Faced with months of isolation due to the coronavirus pandemic, an Australian mom has encouraged her children to write letters to elderly neighbors.

She told The Age that “returning to letter writing and finding pen pals [helps] children learn kindness and compassion.”

The pandemic-age idea of engaging children to write to seniors has been taken up in the United States as well, where residents of a Texas nursing home say they’d welcome letters, pictures and drawings.

Meanwhile, in Scotland, two senior centers have starting “pen pal writing clubs” to encourage residents to reach out to each other across social distancing.

“Some of our service users have not had a letter through the post in years,” one facility manager told The Courier. “We had great fun writing the letters, and it triggered lots of memories and conversation.”

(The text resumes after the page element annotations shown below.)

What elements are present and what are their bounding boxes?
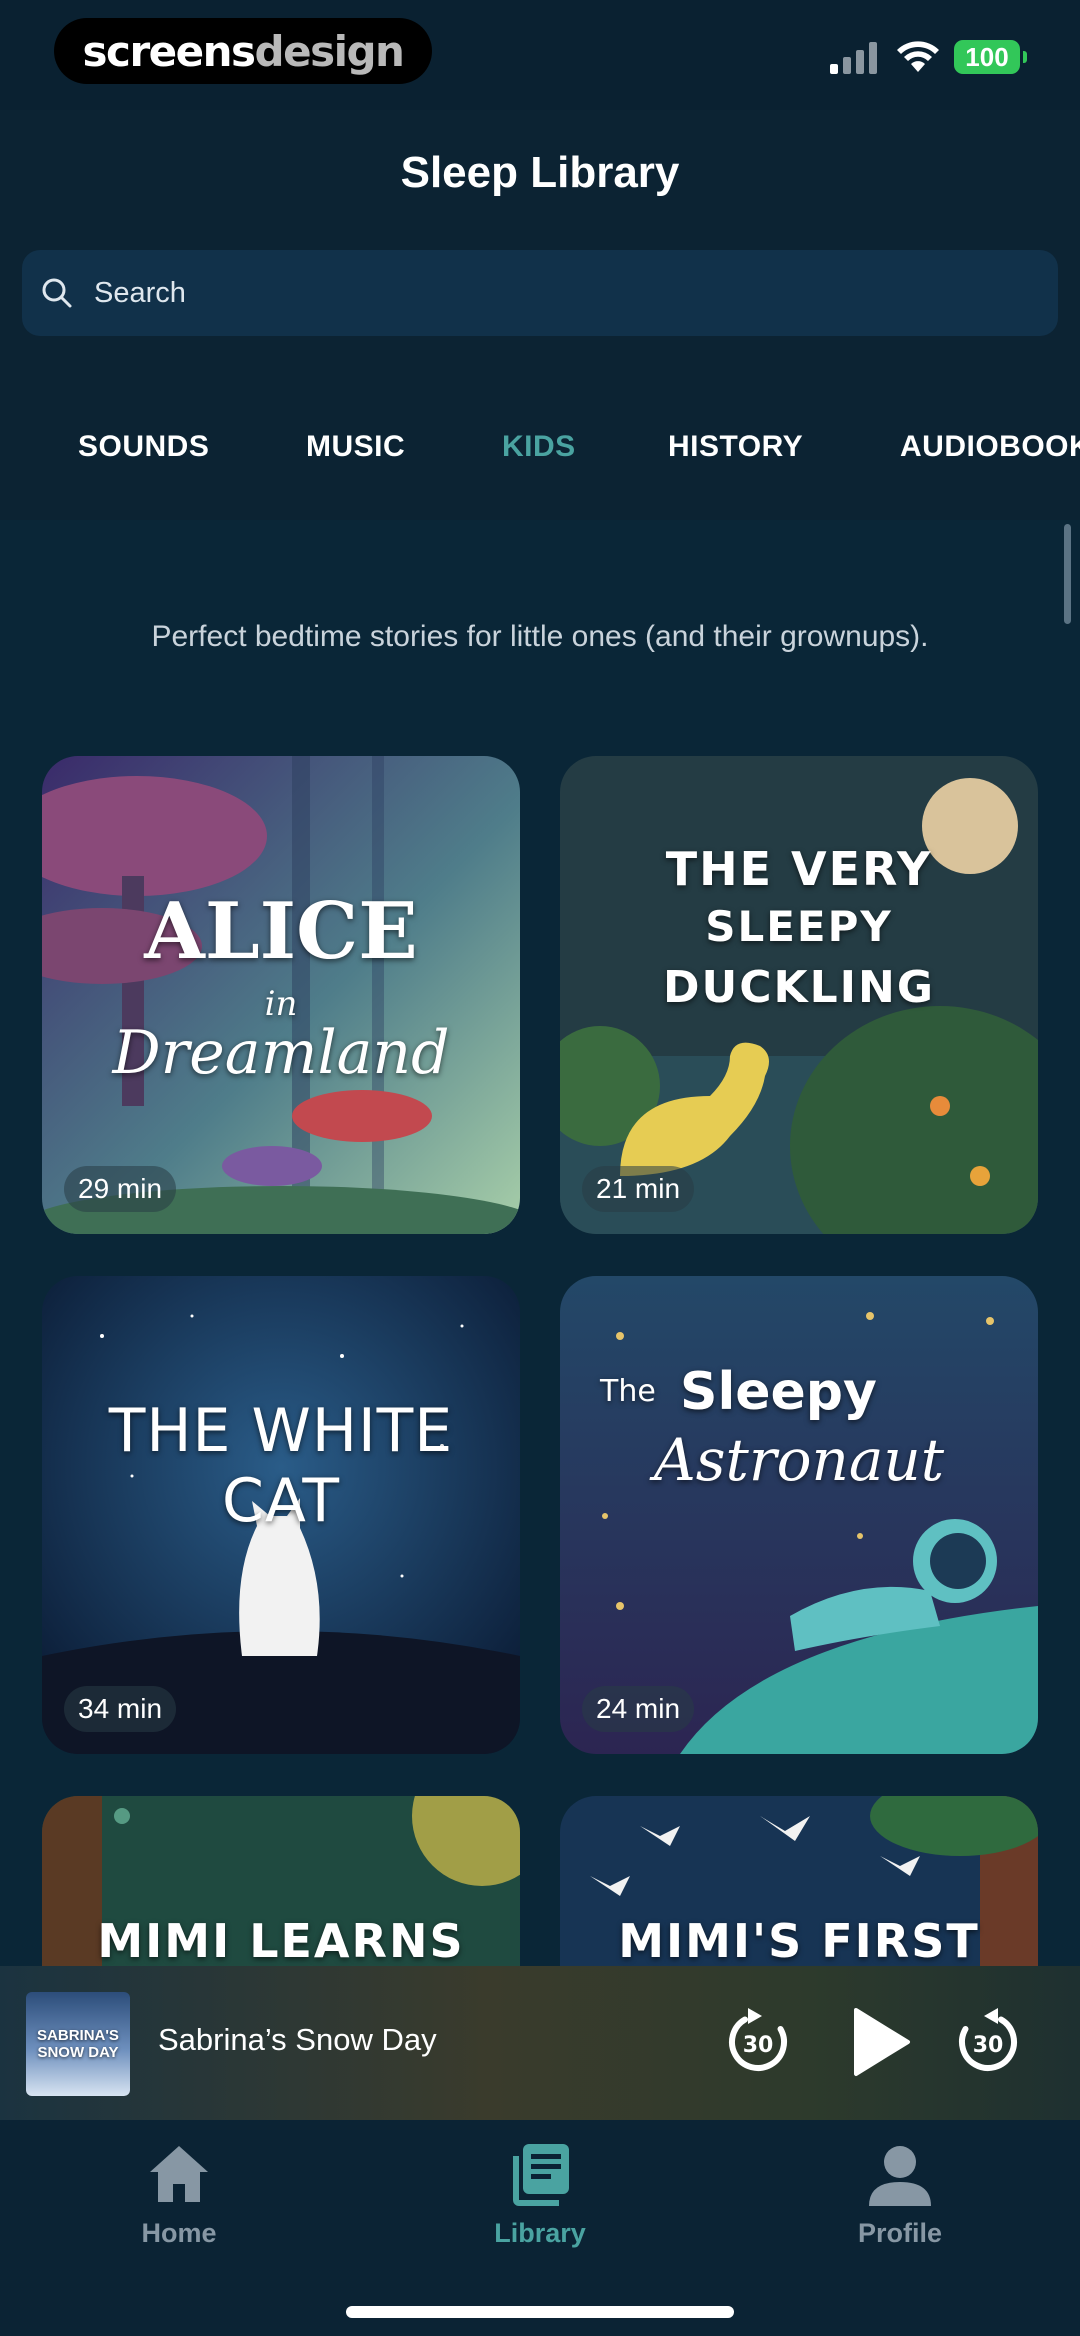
- card-title-line3: Astronaut: [653, 1426, 945, 1494]
- skip-back-seconds: 30: [743, 2033, 774, 2058]
- card-title-line3: Dreamland: [112, 1018, 450, 1088]
- wifi-icon: [897, 41, 939, 72]
- nav-library[interactable]: Library: [440, 2140, 640, 2260]
- story-card-mimi-learns[interactable]: MIMI LEARNS: [42, 1796, 520, 1966]
- tab-sounds[interactable]: SOUNDS: [78, 430, 209, 464]
- story-card-duckling[interactable]: THE VERY SLEEPY DUCKLING 21 min: [560, 756, 1038, 1234]
- skip-forward-30-icon[interactable]: 30: [948, 2002, 1028, 2082]
- astronaut-cover-art: [560, 1276, 1038, 1754]
- duration-badge: 29 min: [64, 1166, 177, 1212]
- skip-back-30-icon[interactable]: 30: [718, 2002, 798, 2082]
- nav-profile-label: Profile: [857, 2218, 943, 2248]
- battery-indicator: 100: [954, 40, 1027, 74]
- card-title: The: [600, 1374, 656, 1409]
- search-input[interactable]: [94, 276, 994, 310]
- tab-audiobooks[interactable]: AUDIOBOOKS: [900, 430, 1080, 464]
- story-card-white-cat[interactable]: THE WHITE CAT 34 min: [42, 1276, 520, 1754]
- cellular-signal-icon: [830, 42, 877, 74]
- section-description: Perfect bedtime stories for little ones …: [151, 620, 929, 653]
- header: Sleep Library SOUNDS MUSIC KIDS HISTORY …: [0, 110, 1080, 520]
- now-playing-title: Sabrina’s Snow Day: [158, 2022, 437, 2057]
- card-title-line3: DUCKLING: [663, 962, 935, 1013]
- nav-home-label: Home: [141, 2218, 217, 2248]
- search-icon: [42, 278, 72, 308]
- nav-profile[interactable]: Profile: [800, 2140, 1000, 2260]
- watermark-bold-text: screens: [82, 26, 256, 76]
- bottom-navigation: Home Library Profile: [0, 2120, 1080, 2336]
- duration-badge: 34 min: [64, 1686, 177, 1732]
- nav-home[interactable]: Home: [79, 2140, 279, 2260]
- battery-level: 100: [965, 41, 1009, 72]
- card-title: ALICE: [144, 886, 418, 977]
- card-title: THE WHITE CAT: [108, 1396, 454, 1536]
- card-title: MIMI'S FIRST: [618, 1914, 980, 1966]
- page-title: Sleep Library: [400, 148, 680, 197]
- skip-forward-seconds: 30: [973, 2033, 1004, 2058]
- category-tabs: SOUNDS MUSIC KIDS HISTORY AUDIOBOOKS: [0, 410, 1080, 490]
- duration-badge: 21 min: [582, 1166, 695, 1212]
- library-content: Perfect bedtime stories for little ones …: [0, 520, 1080, 1966]
- nav-library-label: Library: [494, 2218, 586, 2248]
- mini-player[interactable]: SABRINA'S SNOW DAY Sabrina’s Snow Day 30…: [0, 1966, 1080, 2120]
- home-indicator[interactable]: [346, 2306, 734, 2318]
- card-title-line2: Sleepy: [680, 1362, 877, 1422]
- duration-badge: 24 min: [582, 1686, 695, 1732]
- card-title: MIMI LEARNS: [97, 1914, 465, 1966]
- story-card-mimis-first[interactable]: MIMI'S FIRST: [560, 1796, 1038, 1966]
- library-icon: [513, 2144, 569, 2206]
- card-title: THE VERY: [665, 842, 933, 896]
- scrollbar[interactable]: [1064, 524, 1071, 624]
- watermark-logo: screens design: [54, 18, 432, 84]
- play-icon[interactable]: [838, 2002, 918, 2082]
- story-card-alice[interactable]: ALICE in Dreamland 29 min: [42, 756, 520, 1234]
- home-icon: [150, 2146, 208, 2202]
- tab-history[interactable]: HISTORY: [668, 430, 803, 464]
- story-card-astronaut[interactable]: The Sleepy Astronaut 24 min: [560, 1276, 1038, 1754]
- tab-music[interactable]: MUSIC: [306, 430, 405, 464]
- status-bar: screens design 100: [0, 0, 1080, 110]
- tab-kids[interactable]: KIDS: [502, 430, 576, 464]
- profile-icon: [869, 2146, 931, 2206]
- card-title-line2: SLEEPY: [705, 902, 893, 951]
- watermark-light-text: design: [254, 26, 405, 76]
- now-playing-artwork: SABRINA'S SNOW DAY: [26, 1992, 130, 2096]
- search-bar[interactable]: [22, 250, 1058, 336]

The program is so popular that other nursing homes are starting their own.

Mail safety

Though coronavirus is known to persist for hours or days on different surfaces, including cardboard, plastic and steel, a report from the Centers for Disease Control found that there’s “currently no evidence” that the virus can be transmitted on packages.

Experts also said that isolating mail or wiping it down may relieve anxiety, but wouldn’t affect potential transmission of the disease, which primarily occurs through the lungs and infected “respiratory droplets.”

Even if a postal or delivery worker has coronavirus and sneezes on a letter or package, one health scholar said the risk is “theoretical and minimal,” and that washing your hands and not touching your face after opening a letter or package is the best personal-health step to take.